Campaign For Decoding Performance

We spent some time to make speech recognition backend faster. Ben reports in his blog the results on moving scoring to GPU with CUDA/jCUDA, which reduced scoring time dramatically. That's an improvement we are happy to apply in our production environment.

We consider that GPU is not just a speedup of computation, it's a paradigm shift. Historically search is optimized to make the number of scored tokens smaller since it affected accuracy. Now scoring is immediate, but that means that other parts should be changed. There are few issues to smash on the way:

We really target to make it even more faster, in particular we would really like to solve grow part problem.


In classical score/prune/grow scheme unfortunately not only scoring takes significant time. In particular in sphinx4 growing branches is also a bottleneck. When sphinx4 was optimized for LVCSR in the beginning, grow time was also a problem. That's why whole number of workarounds where developed: grow skipping, skew pruning, arc caching and acoustic lookahead. They were successful at that time but not as successful as they could be. At least they don't scale for GPU.

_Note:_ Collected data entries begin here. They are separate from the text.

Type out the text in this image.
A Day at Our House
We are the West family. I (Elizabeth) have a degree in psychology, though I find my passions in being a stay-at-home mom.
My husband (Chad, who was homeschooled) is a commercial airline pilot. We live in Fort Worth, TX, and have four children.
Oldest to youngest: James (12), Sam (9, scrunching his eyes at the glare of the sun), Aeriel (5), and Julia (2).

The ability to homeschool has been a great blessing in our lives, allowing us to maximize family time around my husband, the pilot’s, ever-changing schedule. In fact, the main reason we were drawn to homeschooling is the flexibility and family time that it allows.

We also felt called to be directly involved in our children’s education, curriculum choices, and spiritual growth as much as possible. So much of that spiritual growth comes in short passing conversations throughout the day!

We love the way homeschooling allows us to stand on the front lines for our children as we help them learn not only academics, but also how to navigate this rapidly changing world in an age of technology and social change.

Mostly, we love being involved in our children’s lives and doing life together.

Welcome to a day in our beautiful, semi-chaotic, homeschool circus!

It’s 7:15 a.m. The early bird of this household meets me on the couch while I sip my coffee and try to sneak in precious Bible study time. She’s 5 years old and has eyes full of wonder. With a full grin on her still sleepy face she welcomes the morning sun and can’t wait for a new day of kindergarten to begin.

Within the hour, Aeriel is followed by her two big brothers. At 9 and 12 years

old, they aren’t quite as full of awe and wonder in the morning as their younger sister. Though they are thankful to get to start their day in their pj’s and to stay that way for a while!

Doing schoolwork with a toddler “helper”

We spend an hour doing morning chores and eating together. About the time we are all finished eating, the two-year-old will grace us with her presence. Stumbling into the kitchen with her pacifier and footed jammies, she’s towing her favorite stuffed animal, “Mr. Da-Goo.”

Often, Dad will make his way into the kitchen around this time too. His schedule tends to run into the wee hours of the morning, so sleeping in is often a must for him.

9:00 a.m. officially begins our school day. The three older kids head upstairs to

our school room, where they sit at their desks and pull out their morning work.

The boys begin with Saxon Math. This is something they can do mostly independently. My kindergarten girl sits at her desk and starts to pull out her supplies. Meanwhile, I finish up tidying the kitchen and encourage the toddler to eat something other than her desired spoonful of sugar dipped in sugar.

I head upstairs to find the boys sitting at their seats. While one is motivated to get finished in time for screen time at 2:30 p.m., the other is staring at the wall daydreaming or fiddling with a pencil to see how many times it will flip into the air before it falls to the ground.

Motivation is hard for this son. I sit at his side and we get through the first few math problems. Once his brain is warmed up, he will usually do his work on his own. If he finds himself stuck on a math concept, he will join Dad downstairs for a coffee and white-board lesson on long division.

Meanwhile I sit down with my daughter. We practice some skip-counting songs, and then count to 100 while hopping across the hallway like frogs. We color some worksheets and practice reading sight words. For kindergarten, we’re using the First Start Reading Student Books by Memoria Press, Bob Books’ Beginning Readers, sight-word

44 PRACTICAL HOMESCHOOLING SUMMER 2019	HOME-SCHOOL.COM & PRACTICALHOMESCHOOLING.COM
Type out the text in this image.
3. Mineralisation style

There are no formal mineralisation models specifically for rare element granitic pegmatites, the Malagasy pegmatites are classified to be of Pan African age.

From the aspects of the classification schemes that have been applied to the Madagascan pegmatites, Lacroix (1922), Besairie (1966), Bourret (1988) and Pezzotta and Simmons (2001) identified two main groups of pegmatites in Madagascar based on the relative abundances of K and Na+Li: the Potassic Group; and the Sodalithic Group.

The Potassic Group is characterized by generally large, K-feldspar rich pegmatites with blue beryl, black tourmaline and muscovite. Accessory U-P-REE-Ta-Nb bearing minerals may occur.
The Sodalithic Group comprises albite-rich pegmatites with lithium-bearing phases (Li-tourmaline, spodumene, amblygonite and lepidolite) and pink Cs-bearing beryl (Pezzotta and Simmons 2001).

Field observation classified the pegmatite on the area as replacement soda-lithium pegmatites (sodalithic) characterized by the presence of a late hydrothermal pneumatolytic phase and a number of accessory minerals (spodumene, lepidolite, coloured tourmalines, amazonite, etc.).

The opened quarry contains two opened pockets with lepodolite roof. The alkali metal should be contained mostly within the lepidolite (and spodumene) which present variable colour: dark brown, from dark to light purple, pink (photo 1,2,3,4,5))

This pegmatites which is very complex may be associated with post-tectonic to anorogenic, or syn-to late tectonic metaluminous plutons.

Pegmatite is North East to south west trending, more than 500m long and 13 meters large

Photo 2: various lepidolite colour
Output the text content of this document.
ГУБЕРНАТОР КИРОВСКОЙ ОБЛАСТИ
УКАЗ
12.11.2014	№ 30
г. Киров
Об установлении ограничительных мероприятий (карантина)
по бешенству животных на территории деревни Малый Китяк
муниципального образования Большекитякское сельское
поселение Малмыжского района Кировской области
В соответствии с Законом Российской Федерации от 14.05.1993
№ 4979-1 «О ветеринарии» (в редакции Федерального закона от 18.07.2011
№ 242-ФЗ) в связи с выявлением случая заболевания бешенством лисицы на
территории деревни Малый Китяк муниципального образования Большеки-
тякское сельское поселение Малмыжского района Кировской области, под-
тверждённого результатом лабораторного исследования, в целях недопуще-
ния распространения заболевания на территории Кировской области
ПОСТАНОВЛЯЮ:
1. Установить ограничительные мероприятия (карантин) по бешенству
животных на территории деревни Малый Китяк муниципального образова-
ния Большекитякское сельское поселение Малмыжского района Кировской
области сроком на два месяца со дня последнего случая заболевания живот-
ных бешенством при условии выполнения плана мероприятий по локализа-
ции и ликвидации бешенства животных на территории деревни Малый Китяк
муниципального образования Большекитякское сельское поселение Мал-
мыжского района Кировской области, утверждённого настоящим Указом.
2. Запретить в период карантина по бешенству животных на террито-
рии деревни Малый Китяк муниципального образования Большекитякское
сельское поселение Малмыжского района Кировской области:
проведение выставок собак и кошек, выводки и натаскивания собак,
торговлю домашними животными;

Among papers that I've found there are several publications about GPU-based speech recognition, in particular I would like to note interesting research by Jike Chong and his colleagues. Thanks to Tao for the link! But the issue is that complex grow algorithms is also not considered there. They write about bigram search which basically means they explore very simple state space. In results they compare themselves with HVite. That's the same situation as with WFST when the attempt to bring complexity of large vocabulary into first pass fails and one should stick with bigrams and hope that all important things will be done later on subsequent passes. I'm kind of think that it's a waste of processor resources.

Next issue is more technical. We haven't found good gpu cloud service yet. Though such services are certainly very promising because GPU is more energy-efficient they aren't common yet. Lets hope this situation will improve soon.